The subwoofer dimensions are 267mm (L) x 267mm (W) x 353mm (H); height and weighs a respectable 9kg (just under 20lb). The rear has a variety of switches including one for bass boost (useful for extra powerful sound effects in movies) and a large sub volume control. The sub can be used wirelessly, or you can connect it to the system using supplied cabling. Not pictured in this review is the additional black box you’ll need to achieve wireless functionality. It’s not pictured partly because I chose the wired option and partly because I didn’t actually find it until a few days after I took the pictures (it was buried in the bottom of the box). It’s a great looking Sub unit, with a single white light on the top when it’s in use, a HK logo on the top and one on the front, everywhere else it’s just shiny black. The speaker cone itself is underneath, and it’s supported by 4 substantial rubber feet to stop it moving around.
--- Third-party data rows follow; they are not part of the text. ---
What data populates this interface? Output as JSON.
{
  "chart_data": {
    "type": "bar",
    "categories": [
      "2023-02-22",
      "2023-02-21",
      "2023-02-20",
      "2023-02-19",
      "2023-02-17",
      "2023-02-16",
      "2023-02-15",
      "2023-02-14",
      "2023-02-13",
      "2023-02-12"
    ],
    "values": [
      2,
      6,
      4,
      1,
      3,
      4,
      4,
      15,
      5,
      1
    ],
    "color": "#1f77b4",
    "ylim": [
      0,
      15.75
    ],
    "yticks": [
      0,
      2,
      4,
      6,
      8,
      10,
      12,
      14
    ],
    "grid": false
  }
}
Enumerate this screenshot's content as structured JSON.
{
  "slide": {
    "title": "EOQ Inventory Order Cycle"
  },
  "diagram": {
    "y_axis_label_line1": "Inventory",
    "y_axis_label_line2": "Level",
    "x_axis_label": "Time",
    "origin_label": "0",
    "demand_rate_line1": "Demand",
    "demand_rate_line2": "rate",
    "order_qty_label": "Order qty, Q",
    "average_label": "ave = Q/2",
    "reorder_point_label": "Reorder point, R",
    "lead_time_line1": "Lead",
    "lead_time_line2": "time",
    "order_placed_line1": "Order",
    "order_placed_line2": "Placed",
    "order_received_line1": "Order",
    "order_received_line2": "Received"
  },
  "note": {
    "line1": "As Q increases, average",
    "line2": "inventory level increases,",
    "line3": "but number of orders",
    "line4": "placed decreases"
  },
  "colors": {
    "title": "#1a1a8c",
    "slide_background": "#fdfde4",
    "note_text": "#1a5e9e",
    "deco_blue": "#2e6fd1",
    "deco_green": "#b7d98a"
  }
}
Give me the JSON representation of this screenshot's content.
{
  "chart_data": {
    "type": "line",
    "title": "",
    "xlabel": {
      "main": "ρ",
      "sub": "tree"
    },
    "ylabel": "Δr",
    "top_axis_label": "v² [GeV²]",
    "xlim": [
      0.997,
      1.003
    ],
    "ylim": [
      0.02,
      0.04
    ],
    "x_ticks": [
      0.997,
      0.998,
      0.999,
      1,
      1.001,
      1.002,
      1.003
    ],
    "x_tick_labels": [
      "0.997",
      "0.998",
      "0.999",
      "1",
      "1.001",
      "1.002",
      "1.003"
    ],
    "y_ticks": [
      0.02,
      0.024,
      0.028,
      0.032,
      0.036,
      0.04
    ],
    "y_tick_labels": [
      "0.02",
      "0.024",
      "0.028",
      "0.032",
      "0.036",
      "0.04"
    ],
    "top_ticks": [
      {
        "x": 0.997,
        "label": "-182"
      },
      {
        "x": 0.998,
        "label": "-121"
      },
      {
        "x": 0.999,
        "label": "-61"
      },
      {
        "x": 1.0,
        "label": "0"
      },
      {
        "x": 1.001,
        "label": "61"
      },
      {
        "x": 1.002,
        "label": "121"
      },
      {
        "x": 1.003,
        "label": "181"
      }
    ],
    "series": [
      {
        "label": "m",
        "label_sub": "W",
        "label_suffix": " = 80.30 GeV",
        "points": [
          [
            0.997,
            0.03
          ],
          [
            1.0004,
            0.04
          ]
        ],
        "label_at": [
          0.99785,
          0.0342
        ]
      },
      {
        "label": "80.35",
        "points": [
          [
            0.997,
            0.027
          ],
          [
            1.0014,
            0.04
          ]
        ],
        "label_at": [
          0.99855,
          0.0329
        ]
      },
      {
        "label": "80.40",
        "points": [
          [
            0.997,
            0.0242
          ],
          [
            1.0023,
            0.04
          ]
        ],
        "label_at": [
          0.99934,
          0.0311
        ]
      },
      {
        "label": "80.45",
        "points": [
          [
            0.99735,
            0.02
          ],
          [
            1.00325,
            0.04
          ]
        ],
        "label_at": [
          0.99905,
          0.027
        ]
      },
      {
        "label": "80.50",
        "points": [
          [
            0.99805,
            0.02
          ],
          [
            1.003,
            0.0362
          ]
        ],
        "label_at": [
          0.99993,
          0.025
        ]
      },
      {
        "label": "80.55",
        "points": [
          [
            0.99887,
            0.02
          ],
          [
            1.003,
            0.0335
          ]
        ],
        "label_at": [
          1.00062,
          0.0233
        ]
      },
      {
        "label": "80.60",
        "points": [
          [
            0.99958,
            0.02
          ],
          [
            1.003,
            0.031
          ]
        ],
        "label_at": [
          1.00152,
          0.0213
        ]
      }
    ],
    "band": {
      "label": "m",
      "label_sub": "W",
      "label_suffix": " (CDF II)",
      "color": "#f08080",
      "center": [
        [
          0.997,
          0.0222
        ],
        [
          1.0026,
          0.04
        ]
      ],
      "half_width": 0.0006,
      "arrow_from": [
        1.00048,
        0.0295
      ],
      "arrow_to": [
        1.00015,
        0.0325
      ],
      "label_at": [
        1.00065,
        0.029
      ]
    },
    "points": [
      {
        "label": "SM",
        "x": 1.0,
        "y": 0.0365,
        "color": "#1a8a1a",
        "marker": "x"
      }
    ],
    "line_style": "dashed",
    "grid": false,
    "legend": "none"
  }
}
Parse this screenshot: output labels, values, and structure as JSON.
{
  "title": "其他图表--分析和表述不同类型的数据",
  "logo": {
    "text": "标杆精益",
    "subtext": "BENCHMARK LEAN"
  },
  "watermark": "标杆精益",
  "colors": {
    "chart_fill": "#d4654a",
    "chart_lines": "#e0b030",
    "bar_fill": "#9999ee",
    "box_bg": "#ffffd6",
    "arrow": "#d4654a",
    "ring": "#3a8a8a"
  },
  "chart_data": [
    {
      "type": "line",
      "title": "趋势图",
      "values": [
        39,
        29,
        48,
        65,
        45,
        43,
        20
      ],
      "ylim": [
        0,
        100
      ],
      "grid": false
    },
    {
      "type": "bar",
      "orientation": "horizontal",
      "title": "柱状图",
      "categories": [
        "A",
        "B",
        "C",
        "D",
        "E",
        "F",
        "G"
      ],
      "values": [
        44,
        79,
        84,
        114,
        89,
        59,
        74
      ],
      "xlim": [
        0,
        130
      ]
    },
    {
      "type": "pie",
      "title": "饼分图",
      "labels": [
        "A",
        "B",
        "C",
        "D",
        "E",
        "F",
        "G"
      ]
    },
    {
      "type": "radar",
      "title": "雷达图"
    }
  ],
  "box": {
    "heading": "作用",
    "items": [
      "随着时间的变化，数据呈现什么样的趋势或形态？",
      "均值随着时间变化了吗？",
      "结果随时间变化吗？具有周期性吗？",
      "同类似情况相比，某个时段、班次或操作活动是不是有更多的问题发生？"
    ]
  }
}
Each of the 4 satellite measures 88mm (L) x 110mm (W) x 272mm (H) and weigh 1.5kg. Two should be placed either side of your TV, and the other two slightly behind and to the side of the listener. You’ll need to place around with the positioning until you’re happy with the results. Each is a 2-1/2 way 25 to 150 watt CMMD (Ceramic Metal Matrix Diaphragm) Lite speaker – dual 3” flat diaphragm midrange drivers with 1” tweeters. This technology ensures the most lifelike sounds possible.
Easy to hook up to your speaker cables to the BDS580 (all are color coded), and with removable stands and speaker brackets for wall mounting, these are easy satellites to set-up, it’s almost impossible to connect up wrong (as long as you realize they are color coded). Everything you’ll need is there in the box.
The center speaker measures 88mm (L) x 272mm (W) x 110mm (H) and weighs 1.45kg. As it’s name suggests, this is designed to be placed right in the middle, directly under the TV and generally deals with the dialogue of the content you are watching. The HK logo is on the top, and on the rear you’ve got the easy to connect speaker terminals. The speakers themselves are a couple of 3” flat-diaphragm midrange drivers and a 1” CMMD Lite dome tweeter.
Using the supplied kit, the EzSet/EQTM III auto-calibration process precisely adjusts volume levels, speaker-distance/delay- time settings and equalization. This process does take a few minutes, and it does involve some quite loud sounds, especially from the sub so don’t do this as I did at nearly 10pm, as you might wake the kids.
When you’ve been used to sound from your TV or even from most sound bars on the market, your first listen to this system will blow you away (providing everything is set-up correctly). Voices sound like they are in the room with you, explosions send shivers down your spine, a sound effects make you wonder if there is something behind you. Let’s not forget you can also listen to music. I listen to a considerable amount of reggae, and this delivers as much bass as I (and my neighbors) can handle. I also listen to a variety of other genres and I find the sound so crisp and clean it’s delivered as close to the artist wanted it to be. To cut a long story short, I find the sound astounding, I can’t fault it. Your friends will be jealous, and you’ll get so much enjoyment and hear media in a way that you never though possible in a home environment and at this price.